Monday, September 26, 2011

Short Story, Part Three

I'm going to keep this story going as long as I can. It's good practice and publishing in a serial form keeps me moving forward.

__________

Meeting her parents for the first time had been nerve-wracking. I expected their automatic disapproval and at first I received a cool reception. Mothers and daughters often have complicated, love/hate relationships and this was the case here. Her mother was a full generation older than my own, beholden to a time where quiet deference was the norm. In her world, there was always one more dish to put into the sink. Even in an advanced age, I could tell that her father was consumed by anger. In some ways, he looked like a hunched-over ogre. One could tell who wore the pants, and it surely wasn’t her.

With time, I learned that much of his hostility was directed at two key things. He had three daughters in the place of the son he desperately wanted. He was still furious at God because he lost a beloved younger brother in a car accident. Her father held sway over his oldest daughter in a way I could not understand and never would. The old man was difficult and gruff, but she never once uttered a word of criticism about him. It was her obliging mother who could do no right in her eyes. Her caustic remarks made me wonder where the source of the conflict really was. But tn great contrast, the two of us, she and I, formed a natural friendship that persisted for years.

It was my eventual mother-in-law who provided anecdotes that my soon-to-be wife never would. Flushing with pride, she informed me about her daughter’s ability as a seamstress. This was news to me. Apparently she had the ability to take almost any article of clothing and transform it into something better, something completely her own. She was the envy of all the girls in high school, or so I was told. A career housewife like herself assigned a completely different connotation, context, and value to the skill. In her eyes, it was part of a necessary, time-honored vocation. For those closer to my own age, it was a hobby and a trend. Perhaps it might be even have been a means of making a few extra dollars here and there.

Starting when I was in college, it became fashionable among some I knew to spin one’s own wool or knit. From a historical perspective, I’ve been told that these were both originally skills developed by men, but eventually dominated by women. Ironies in this matter are plentiful. Upon further research, I found that gender parity is often difficult to attain in many situations. Much like Lincoln’s House Divided against itself, gender makeup often tends to become all one thing or all another. Fields dominated by women at the outset like computer programming or nursing change when men enter. The rate of pay increases, and women are often forced out as a result.

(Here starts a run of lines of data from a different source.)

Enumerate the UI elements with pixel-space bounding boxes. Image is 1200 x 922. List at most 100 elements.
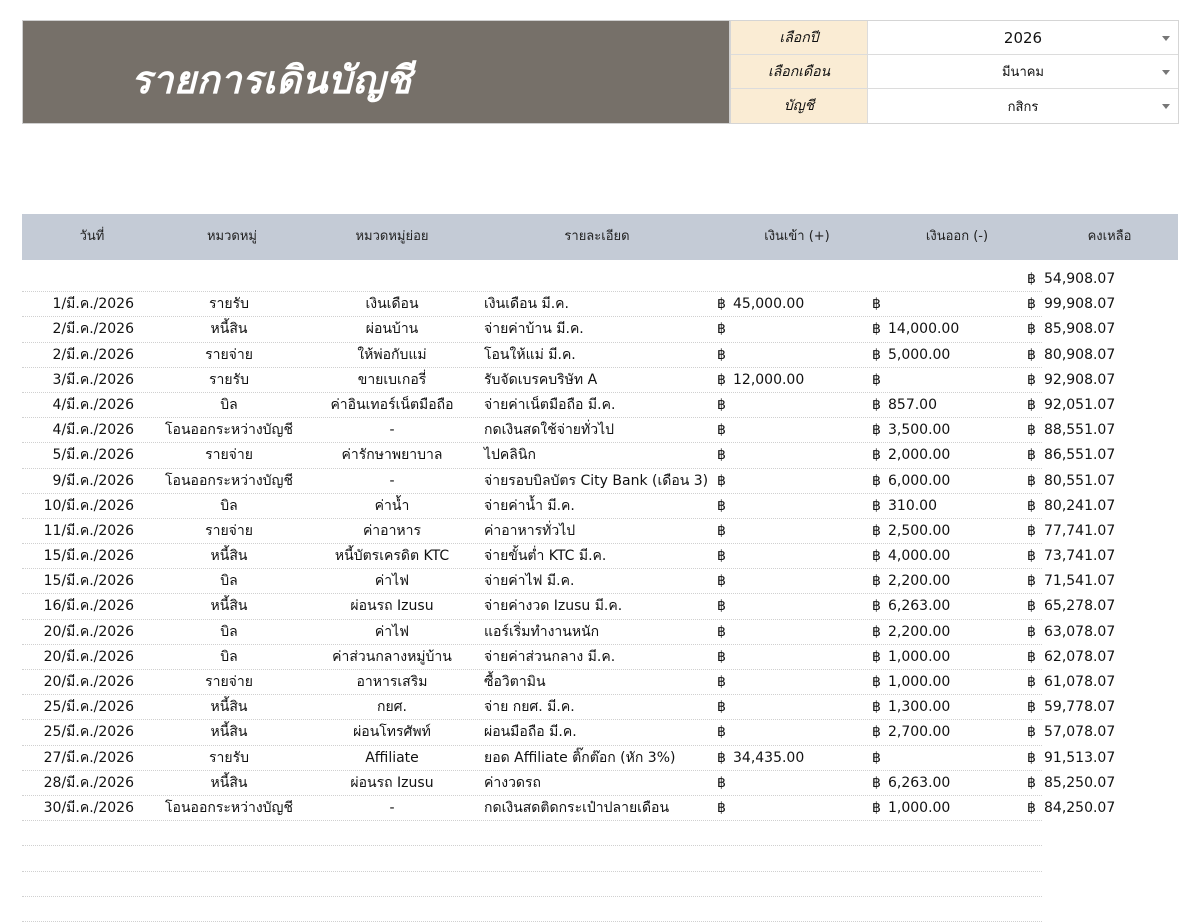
cell-category: โอนออกระหว่างบัญชี <box>165 799 293 816</box>
cell-category: บิล <box>220 396 238 413</box>
table-row[interactable]: 20/มี.ค./2026 บิล ค่าส่วนกลางหมู่บ้าน จ่ายค… <box>22 645 1115 670</box>
column-header-subcategory: หมวดหมู่ย่อย <box>355 229 429 244</box>
cell-subcategory: ค่าอาหาร <box>362 522 422 539</box>
table-row[interactable]: 4/มี.ค./2026 โอนออกระหว่างบัญชี - กดเงินสดใ… <box>22 418 1115 444</box>
cell-expense: 310.00 <box>888 497 937 514</box>
cell-category: หนี้สิน <box>210 321 248 338</box>
cell-detail: ค่างวดรถ <box>484 774 542 791</box>
chevron-down-icon[interactable] <box>1162 69 1170 75</box>
cell-detail: จ่ายค่าเน็ตมือถือ มี.ค. <box>484 396 616 413</box>
chevron-down-icon[interactable] <box>1162 35 1170 41</box>
table-row[interactable]: 20/มี.ค./2026 บิล ค่าไฟ แอร์เริ่มทำงานหนัก ฿… <box>22 620 1115 645</box>
cell-detail: ไปคลินิก <box>484 447 536 464</box>
currency-symbol: ฿ <box>717 724 726 741</box>
cell-balance: 80,241.07 <box>1044 497 1116 514</box>
cell-subcategory: ค่าอินเทอร์เน็ตมือถือ <box>330 396 454 413</box>
currency-symbol: ฿ <box>872 522 881 539</box>
currency-symbol: ฿ <box>717 321 726 338</box>
currency-symbol: ฿ <box>717 623 726 640</box>
currency-symbol: ฿ <box>1027 548 1036 565</box>
cell-expense: 1,300.00 <box>888 699 951 716</box>
table-row[interactable]: 4/มี.ค./2026 บิล ค่าอินเทอร์เน็ตมือถือ จ่าย… <box>22 393 1115 419</box>
table-row[interactable]: 28/มี.ค./2026 หนี้สิน ผ่อนรถ Izusu ค่างวดรถ… <box>22 771 1115 796</box>
table-row[interactable]: 9/มี.ค./2026 โอนออกระหว่างบัญชี - จ่ายรอบบิ… <box>22 469 1115 494</box>
filter-year-select[interactable]: 2026 <box>868 21 1178 54</box>
cell-date: 5/มี.ค./2026 <box>52 447 134 464</box>
table-row[interactable]: 27/มี.ค./2026 รายรับ Affiliate ยอด Affiliat… <box>22 746 1115 771</box>
cell-balance: 57,078.07 <box>1044 724 1116 741</box>
currency-symbol: ฿ <box>872 774 881 791</box>
currency-symbol: ฿ <box>1027 497 1036 514</box>
empty-row[interactable] <box>22 872 1042 897</box>
chevron-down-icon[interactable] <box>1162 104 1170 109</box>
cell-category: บิล <box>220 497 238 514</box>
filter-year-value: 2026 <box>1003 28 1043 47</box>
filter-account-value: กสิกร <box>1007 99 1039 115</box>
table-row[interactable]: 30/มี.ค./2026 โอนออกระหว่างบัญชี - กดเงินสด… <box>22 796 1115 822</box>
cell-category: รายรับ <box>209 749 249 766</box>
table-row[interactable]: 10/มี.ค./2026 บิล ค่าน้ำ จ่ายค่าน้ำ มี.ค. ฿ ฿… <box>22 494 1115 519</box>
table-row[interactable]: 11/มี.ค./2026 รายจ่าย ค่าอาหาร ค่าอาหารทั่ว… <box>22 519 1115 545</box>
filter-account-select[interactable]: กสิกร <box>868 89 1178 123</box>
table-row[interactable]: 25/มี.ค./2026 หนี้สิน กยศ. จ่าย กยศ. มี.ค. ฿… <box>22 695 1115 721</box>
column-header-date: วันที่ <box>79 229 105 244</box>
currency-symbol: ฿ <box>1027 522 1036 539</box>
cell-detail: ซื้อวิตามิน <box>484 674 546 690</box>
cell-subcategory: เงินเดือน <box>365 296 419 313</box>
title-banner: รายการเดินบัญชี <box>22 20 730 124</box>
table-header: วันที่ หมวดหมู่ หมวดหมู่ย่อย รายละเอียด … <box>22 214 1178 260</box>
cell-detail: รับจัดเบรคบริษัท A <box>484 371 598 388</box>
cell-category: หนี้สิน <box>210 699 248 716</box>
currency-symbol: ฿ <box>872 799 881 816</box>
cell-category: หนี้สิน <box>210 774 248 791</box>
cell-income: 45,000.00 <box>733 296 805 313</box>
table-row[interactable]: 3/มี.ค./2026 รายรับ ขายเบเกอรี่ รับจัดเบรคบ… <box>22 368 1115 393</box>
cell-subcategory: ค่าน้ำ <box>374 497 410 514</box>
cell-category: รายจ่าย <box>205 346 253 363</box>
table-row[interactable]: 20/มี.ค./2026 รายจ่าย อาหารเสริม ซื้อวิตามิ… <box>22 670 1115 696</box>
currency-symbol: ฿ <box>872 346 881 363</box>
table-row[interactable]: 16/มี.ค./2026 หนี้สิน ผ่อนรถ Izusu จ่ายค่าง… <box>22 594 1115 620</box>
empty-row[interactable] <box>22 846 1042 872</box>
cell-date: 4/มี.ค./2026 <box>52 396 134 413</box>
currency-symbol: ฿ <box>717 422 726 439</box>
table-row[interactable]: 2/มี.ค./2026 รายจ่าย ให้พ่อกับแม่ โอนให้แม่… <box>22 343 1115 368</box>
filter-year-row: เลือกปี 2026 <box>731 21 1178 55</box>
cell-category: โอนออกระหว่างบัญชี <box>165 422 293 439</box>
table-row[interactable]: 2/มี.ค./2026 หนี้สิน ผ่อนบ้าน จ่ายค่าบ้าน ม… <box>22 317 1115 343</box>
cell-category: รายรับ <box>209 371 249 388</box>
cell-date: 9/มี.ค./2026 <box>52 472 134 489</box>
filter-month-select[interactable]: มีนาคม <box>868 55 1178 88</box>
cell-detail: เงินเดือน มี.ค. <box>484 296 569 313</box>
table-row[interactable]: 15/มี.ค./2026 บิล ค่าไฟ จ่ายค่าไฟ มี.ค. ฿ ฿ 2,… <box>22 569 1115 595</box>
cell-date: 4/มี.ค./2026 <box>52 422 134 439</box>
currency-symbol: ฿ <box>717 346 726 363</box>
currency-symbol: ฿ <box>1027 724 1036 741</box>
cell-expense: 5,000.00 <box>888 346 951 363</box>
cell-balance: 91,513.07 <box>1044 749 1116 766</box>
cell-detail: ยอด Affiliate ติ๊กต๊อก (หัก 3%) <box>484 749 676 766</box>
cell-detail: ผ่อนมือถือ มี.ค. <box>484 724 577 741</box>
empty-row[interactable] <box>22 897 1042 922</box>
currency-symbol: ฿ <box>1027 296 1036 313</box>
cell-subcategory: อาหารเสริม <box>356 674 428 690</box>
cell-detail: แอร์เริ่มทำงานหนัก <box>484 623 600 640</box>
cell-date: 27/มี.ค./2026 <box>43 749 134 766</box>
cell-category: รายรับ <box>209 296 249 313</box>
cell-detail: กดเงินสดติดกระเป๋าปลายเดือน <box>484 799 670 816</box>
empty-row[interactable] <box>22 821 1042 847</box>
table-row[interactable]: 25/มี.ค./2026 หนี้สิน ผ่อนโทรศัพท์ ผ่อนมือถ… <box>22 720 1115 746</box>
cell-balance: 71,541.07 <box>1044 573 1116 590</box>
currency-symbol: ฿ <box>717 598 726 615</box>
cell-date: 20/มี.ค./2026 <box>43 674 134 690</box>
cell-category: รายจ่าย <box>205 522 253 539</box>
cell-subcategory: ผ่อนรถ Izusu <box>350 598 434 615</box>
table-row[interactable]: 1/มี.ค./2026 รายรับ เงินเดือน เงินเดือน มี.… <box>22 292 1115 318</box>
table-row[interactable]: 5/มี.ค./2026 รายจ่าย ค่ารักษาพยาบาล ไปคลินิ… <box>22 443 1115 469</box>
currency-symbol: ฿ <box>717 396 726 413</box>
currency-symbol: ฿ <box>872 548 881 565</box>
table-row[interactable]: 15/มี.ค./2026 หนี้สิน หนี้บัตรเครดิต KTC จ่… <box>22 544 1115 570</box>
cell-expense: 1,000.00 <box>888 648 951 665</box>
filter-account-label: บัญชี <box>731 89 868 123</box>
cell-date: 2/มี.ค./2026 <box>52 346 134 363</box>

But I digress. I’ve routinely gotten along better with mothers than fathers. My very first girlfriend, back in high school, liked me far less than her own mother by the end of our short relationship. I think this was because the mother was worried that her daughter had shown little to no interest in boys prior to us meeting. Fathers were often too consumed with their own protective desire to ever be anything more than a stiff handshake and a salutation. Should I ever have a daughter myself someday, I wonder how I’ll respond. I don’t begin to think I’ll understand until it happens. The foremost life lesson I’ve taken to heart is “never assume”.